The Bunker does a lot with ideas like this - with the safety suits, the violations and all the other trappings of the bomb. The bomb has long since fallen here, in fact, and you play as John, a thirty-year-old man who was born in a shelter and has lived his entire life down there. Now, nobody else is left but him, and the first few minutes of this likably earnest game drop you into his sleepwalking daily routine: taking vitamins (captivity has turned John into a thirty-year-old boy who still winces and almost whimpers when he has to swallow a pill), measuring radiation, reading to his mother (definitely not as sweet as it sounds), and counting the remaining tins of horrible bully beef-style dinner he has left.

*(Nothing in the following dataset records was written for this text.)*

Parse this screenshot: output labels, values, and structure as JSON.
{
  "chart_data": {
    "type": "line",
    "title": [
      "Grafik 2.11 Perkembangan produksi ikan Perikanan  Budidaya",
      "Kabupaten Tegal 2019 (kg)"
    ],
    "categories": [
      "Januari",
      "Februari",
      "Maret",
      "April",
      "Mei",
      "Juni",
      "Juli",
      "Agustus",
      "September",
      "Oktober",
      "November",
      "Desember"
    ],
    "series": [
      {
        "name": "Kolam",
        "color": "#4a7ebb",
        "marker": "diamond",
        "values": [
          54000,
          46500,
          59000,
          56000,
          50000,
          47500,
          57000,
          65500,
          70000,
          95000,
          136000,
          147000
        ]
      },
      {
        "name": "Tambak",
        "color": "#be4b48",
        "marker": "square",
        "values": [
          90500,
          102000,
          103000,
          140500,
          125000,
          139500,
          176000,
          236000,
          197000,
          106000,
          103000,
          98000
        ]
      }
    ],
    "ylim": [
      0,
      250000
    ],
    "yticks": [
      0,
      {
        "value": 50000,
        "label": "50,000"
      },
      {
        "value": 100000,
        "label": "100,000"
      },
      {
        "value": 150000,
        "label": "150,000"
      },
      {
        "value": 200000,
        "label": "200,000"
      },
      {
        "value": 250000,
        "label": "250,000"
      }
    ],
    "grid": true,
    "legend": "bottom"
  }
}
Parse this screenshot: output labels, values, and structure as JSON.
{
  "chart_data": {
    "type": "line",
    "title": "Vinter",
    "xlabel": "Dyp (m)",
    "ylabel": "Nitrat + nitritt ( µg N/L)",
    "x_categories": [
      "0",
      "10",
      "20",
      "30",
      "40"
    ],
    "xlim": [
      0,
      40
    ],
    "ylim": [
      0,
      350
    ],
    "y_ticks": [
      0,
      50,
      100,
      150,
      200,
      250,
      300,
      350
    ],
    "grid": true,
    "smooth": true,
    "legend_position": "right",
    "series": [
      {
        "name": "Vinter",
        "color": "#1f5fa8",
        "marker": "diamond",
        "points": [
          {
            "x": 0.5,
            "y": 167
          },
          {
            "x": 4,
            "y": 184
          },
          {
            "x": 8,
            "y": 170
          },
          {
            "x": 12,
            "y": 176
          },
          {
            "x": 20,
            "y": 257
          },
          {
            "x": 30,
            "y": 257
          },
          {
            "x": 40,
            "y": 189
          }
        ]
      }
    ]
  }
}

John, we gather, is sensitive and fearful, cowed by his shut-away life into a state of profound incuriosity about the world. And we gather all this not just through the beats of the script, which steadily starts to develop a mystery for him to get to the bottom of, but through the performance of Adam Brown, a wonderfully lugubrious actor whose sunken eyes and taut mouth will make him a shoo-in for any big budget movie about the life of George Orwell. The Bunker isn't just a throwback to Cold War fantasies, in other words: it's a point-and-click adventure game of sorts, albeit a very streamlined one, that plays out with live action clips seamlessly edited together as you move a mouse around a superimposed UI, hefting keys into locks, say, selecting which desk drawer to investigate, shuffling from one room to another as the small environment comes into focus, or stabbing away at a button to ease open an old hatch.